# 785F Battery



## PeteandMe (Sep 19, 2010)

Can anyone out there help? Our MH has a 3 year-old 80Amp leisure battery in it, giving us +/- 8 hours of use with 5 halogen lights on, along with the TV and sat box. Can anyone recommend a battery brand/size/type which'll give us a bit more bang for our bucks, given that the battery carrier is the size it is, so the battery's physical size is important? In other words, have any of you 785F owners found the ultimate leisure battery?!! :?


----------



## clive1821 (Mar 27, 2010)

Can't help very much, I would suggest you replace the helagen lamps with LEDs and then look at the size of battery and try to find one that has say 110 ah and fit a second one some where else so you have a larger capacity and thus the batter life would be longer, type well exide, varta, etc any of the major brands, also have a look at some of the shows and see how they do it in various vans.


----------



## rosalan (Aug 24, 2009)

The thoughts go on and on.... perhaps a solar panel will do the business of extending your battery. 
I have two 85ah batteries backed up with a 60watt solar panel and LED lighting. Leaving the heating blower on all night and watching a couple of hours of video plus reading with four lights on, the solar panel kept the batteries more or less topped up for three days a couple of cold weeks ago. 
Alan


----------



## airstream (Jan 7, 2009)

*Free Lunch*

Hi, 
No free lunch with batteries, Its all down to size and lead 
Bigger and thicker plates = more A/H - the tech has not changed - gel/agm are still lead acid and the biggest bang for your buck is open cell lead acid no fancy carbon fibre etc can improve the performance of what is a simple cell 
What type of battery does a fork truck use? 
There are no wonder batteries just bull*hi* advertising - with batteries size and weight matters - bigger and heavier is best 
Regards Ray


----------



## PeteandMe (Sep 19, 2010)

*Re: Free Lunch*



airstream said:


> Hi,
> No free lunch with batteries, Its all down to size and lead
> Bigger and thicker plates = more A/H - the tech has not changed - gel/agm are still lead acid and the biggest bang for your buck is open cell lead acid no fancy carbon fibre etc can improve the performance of what is a simple cell
> What type of battery does a fork truck use?
> ...


(also reply to Rosalan's post ... 'The thoughts go on and on.... perhaps a solar panel will do the business of extending your battery.
I have two 85ah batteries backed up with a 60watt solar panel and LED lighting. Leaving the heating blower on all night and watching a couple of hours of video plus reading with four lights on, the solar panel kept the batteries more or less topped up for three days a couple of cold weeks ago.Alan')

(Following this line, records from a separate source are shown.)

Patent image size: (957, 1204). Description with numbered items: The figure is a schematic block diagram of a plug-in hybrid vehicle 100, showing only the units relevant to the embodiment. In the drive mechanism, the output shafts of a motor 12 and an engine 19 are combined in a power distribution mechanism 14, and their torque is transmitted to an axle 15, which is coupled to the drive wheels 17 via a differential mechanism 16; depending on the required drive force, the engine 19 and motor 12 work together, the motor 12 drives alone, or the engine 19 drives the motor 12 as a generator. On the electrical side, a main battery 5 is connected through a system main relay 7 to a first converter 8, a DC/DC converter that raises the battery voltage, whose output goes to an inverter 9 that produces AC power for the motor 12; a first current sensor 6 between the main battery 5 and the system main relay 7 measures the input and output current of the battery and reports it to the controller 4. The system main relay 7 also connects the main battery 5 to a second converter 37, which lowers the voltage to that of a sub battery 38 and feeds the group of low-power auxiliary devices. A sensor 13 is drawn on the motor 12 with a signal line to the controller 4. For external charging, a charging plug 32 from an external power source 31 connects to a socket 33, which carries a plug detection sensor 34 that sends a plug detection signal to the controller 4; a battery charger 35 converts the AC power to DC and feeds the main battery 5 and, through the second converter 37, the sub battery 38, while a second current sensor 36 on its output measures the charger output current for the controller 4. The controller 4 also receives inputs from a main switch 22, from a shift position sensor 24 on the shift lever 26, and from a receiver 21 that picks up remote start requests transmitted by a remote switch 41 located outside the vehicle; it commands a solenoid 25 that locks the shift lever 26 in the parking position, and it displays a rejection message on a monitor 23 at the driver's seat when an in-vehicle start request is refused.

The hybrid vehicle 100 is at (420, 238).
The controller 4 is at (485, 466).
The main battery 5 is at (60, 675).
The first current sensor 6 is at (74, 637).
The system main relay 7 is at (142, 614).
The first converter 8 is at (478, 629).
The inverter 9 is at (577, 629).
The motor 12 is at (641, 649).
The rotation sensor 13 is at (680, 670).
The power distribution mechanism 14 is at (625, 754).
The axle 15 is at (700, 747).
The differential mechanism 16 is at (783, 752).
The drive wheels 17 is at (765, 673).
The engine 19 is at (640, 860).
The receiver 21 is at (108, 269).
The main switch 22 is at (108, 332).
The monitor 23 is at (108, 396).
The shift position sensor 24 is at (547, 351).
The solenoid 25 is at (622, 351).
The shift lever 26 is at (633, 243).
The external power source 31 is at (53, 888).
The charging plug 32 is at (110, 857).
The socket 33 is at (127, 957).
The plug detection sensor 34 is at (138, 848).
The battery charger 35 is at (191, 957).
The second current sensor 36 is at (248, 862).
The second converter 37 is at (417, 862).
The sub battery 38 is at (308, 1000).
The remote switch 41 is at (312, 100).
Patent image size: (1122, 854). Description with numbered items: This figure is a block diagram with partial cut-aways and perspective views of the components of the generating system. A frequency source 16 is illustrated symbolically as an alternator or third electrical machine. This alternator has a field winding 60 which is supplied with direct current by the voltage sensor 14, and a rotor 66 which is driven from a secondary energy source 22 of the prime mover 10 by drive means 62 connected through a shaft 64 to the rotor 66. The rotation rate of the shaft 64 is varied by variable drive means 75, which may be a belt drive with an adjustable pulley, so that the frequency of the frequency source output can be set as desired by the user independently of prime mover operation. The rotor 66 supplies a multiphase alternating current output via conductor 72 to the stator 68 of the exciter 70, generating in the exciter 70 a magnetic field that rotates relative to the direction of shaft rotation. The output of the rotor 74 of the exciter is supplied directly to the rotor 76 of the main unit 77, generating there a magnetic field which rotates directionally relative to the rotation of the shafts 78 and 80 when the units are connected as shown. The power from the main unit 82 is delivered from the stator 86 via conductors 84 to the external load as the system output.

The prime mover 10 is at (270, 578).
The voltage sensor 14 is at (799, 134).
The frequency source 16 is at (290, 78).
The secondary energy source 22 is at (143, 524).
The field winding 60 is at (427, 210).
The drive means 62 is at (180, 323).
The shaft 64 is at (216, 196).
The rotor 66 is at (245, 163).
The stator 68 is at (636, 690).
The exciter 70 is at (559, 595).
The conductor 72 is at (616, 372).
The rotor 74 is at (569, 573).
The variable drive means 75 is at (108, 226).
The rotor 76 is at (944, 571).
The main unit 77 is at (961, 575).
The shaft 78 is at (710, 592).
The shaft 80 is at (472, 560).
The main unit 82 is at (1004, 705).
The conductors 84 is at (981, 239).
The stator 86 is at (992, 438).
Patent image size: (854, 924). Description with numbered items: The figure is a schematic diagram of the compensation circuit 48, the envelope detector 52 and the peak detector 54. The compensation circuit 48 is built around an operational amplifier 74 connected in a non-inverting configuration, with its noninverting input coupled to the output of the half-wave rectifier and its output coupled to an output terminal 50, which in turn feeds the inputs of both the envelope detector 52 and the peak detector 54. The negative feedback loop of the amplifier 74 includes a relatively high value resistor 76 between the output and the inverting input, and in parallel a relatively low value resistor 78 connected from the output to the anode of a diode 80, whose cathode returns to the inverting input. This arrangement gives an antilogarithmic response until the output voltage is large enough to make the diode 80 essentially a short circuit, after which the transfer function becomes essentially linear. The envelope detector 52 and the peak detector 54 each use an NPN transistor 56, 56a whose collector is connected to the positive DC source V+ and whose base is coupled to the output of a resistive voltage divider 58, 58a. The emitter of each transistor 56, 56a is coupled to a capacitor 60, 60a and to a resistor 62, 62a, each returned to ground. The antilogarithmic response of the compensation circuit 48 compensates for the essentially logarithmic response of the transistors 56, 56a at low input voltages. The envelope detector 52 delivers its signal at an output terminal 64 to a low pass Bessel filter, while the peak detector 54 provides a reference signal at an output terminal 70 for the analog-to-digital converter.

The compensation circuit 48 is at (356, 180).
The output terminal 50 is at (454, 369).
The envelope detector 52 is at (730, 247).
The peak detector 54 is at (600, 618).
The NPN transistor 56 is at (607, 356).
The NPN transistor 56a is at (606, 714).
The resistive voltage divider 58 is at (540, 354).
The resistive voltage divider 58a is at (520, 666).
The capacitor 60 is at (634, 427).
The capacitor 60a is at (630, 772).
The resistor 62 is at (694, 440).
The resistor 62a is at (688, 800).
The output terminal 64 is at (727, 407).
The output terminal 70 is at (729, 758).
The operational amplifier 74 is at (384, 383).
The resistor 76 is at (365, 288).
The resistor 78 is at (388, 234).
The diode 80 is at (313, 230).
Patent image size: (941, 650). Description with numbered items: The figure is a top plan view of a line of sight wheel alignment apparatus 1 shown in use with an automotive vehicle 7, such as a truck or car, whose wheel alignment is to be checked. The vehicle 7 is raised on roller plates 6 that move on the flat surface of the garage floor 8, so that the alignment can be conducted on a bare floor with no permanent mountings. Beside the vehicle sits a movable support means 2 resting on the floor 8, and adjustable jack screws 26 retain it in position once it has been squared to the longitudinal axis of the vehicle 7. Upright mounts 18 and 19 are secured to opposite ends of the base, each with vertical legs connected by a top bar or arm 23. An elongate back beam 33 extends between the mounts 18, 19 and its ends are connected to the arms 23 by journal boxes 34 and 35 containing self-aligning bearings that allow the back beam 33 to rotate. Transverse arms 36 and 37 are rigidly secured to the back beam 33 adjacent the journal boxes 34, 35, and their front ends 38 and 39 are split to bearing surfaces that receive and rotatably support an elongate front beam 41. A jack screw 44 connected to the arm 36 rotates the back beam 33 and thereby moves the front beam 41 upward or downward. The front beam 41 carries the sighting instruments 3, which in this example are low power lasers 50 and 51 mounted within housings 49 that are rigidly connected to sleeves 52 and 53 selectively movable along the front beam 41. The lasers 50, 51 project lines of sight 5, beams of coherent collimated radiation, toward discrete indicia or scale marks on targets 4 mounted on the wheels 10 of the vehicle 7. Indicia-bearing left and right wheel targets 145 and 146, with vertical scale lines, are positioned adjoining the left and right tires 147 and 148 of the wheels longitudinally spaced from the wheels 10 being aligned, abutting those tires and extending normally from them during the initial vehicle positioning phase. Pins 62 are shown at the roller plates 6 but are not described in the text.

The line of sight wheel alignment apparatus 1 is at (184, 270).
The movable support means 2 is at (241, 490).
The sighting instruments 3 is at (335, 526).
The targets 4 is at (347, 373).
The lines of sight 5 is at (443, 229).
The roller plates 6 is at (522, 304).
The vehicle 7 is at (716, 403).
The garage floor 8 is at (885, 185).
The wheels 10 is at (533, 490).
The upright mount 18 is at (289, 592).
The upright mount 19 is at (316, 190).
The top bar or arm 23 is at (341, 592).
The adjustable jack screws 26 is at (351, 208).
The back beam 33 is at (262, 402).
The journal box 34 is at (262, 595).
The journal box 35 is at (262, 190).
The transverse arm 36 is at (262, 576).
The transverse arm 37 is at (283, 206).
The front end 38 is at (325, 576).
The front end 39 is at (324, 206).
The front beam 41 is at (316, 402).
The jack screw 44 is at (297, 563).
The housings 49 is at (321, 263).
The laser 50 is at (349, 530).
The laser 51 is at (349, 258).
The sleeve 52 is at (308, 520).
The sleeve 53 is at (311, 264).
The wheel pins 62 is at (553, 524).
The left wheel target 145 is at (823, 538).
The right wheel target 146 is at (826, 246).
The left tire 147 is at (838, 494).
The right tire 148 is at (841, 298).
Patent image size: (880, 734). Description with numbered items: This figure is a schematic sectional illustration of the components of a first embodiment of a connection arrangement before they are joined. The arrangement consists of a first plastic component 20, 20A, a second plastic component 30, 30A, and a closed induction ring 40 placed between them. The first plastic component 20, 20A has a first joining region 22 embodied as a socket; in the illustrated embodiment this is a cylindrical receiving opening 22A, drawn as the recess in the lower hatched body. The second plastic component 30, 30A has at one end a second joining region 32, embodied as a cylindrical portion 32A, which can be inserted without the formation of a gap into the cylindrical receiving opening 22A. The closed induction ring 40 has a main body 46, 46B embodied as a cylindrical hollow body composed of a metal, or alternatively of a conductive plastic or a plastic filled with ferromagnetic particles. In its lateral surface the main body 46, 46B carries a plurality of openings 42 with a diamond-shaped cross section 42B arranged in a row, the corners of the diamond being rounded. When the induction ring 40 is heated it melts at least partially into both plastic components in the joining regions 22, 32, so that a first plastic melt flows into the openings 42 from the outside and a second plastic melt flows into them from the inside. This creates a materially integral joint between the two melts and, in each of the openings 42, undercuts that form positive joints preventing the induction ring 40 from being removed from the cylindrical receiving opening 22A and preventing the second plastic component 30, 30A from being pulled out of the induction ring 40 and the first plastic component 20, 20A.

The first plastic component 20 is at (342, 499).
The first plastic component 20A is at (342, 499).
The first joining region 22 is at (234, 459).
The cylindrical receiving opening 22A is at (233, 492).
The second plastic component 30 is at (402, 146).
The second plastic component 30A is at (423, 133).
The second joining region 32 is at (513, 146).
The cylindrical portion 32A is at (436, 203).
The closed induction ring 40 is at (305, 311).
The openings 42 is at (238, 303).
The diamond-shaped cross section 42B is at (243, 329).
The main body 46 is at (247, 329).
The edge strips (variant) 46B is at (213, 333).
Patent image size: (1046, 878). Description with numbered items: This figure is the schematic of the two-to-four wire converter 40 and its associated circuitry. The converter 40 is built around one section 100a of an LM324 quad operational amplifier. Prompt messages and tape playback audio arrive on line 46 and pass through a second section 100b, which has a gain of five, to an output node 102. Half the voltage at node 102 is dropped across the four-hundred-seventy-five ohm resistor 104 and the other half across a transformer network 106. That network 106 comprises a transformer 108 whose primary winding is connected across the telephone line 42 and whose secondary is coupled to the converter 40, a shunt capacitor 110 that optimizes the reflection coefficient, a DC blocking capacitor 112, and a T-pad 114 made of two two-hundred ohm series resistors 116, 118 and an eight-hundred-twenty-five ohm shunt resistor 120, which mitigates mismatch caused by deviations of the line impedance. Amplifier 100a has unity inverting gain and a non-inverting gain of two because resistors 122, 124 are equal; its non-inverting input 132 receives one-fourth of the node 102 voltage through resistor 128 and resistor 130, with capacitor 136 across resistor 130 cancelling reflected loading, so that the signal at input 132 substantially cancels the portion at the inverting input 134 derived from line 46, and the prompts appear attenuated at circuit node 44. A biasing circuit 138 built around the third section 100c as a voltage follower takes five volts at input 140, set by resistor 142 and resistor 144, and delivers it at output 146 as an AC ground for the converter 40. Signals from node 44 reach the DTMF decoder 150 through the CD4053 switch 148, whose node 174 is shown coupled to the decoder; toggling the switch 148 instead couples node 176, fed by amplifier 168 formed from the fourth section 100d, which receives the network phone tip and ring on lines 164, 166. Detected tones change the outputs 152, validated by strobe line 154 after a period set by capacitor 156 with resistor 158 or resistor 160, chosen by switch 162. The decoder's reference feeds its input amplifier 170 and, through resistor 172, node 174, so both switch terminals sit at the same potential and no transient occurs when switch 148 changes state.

My reason for asking (sorry ... didn't want to own up to it before) is that we bought an Elecsol 110A battery, which is carbon fibre and claims to be better than lead acid. Sadly, it does no more than our original 80A lead acid (which did 8 hours.) The guy who sold it to us told us that all we can expect out of the Elecsol is ... 8 hours, but then said that we would need to cycle it for approximately 10 cycles. I think not, Mr Rabbit (especially since Pete's been working with electronics/electrics for 40+ years!) It's upsetting and annoying. The solar panel option looks good, though - can anyone point us in the direction of a reliable, trustworthy supplier?


----------



## PeteandMe (Sep 19, 2010)

clive1821 said:


> Can't help very much, I would suggest you replace the helagen lamps with LEDs and then look at the size of battery and try to find one that has say 110 ah and fit a second one some where else so you have a larger capacity and thus the batter life would be longer, type well exide, varta, etc any of the major brands, also have a look at some of the shows and see how they do it in various vans.


Thank you! We've got some LEDs on order, and the plan is to replace all the halogens. Eventually!


----------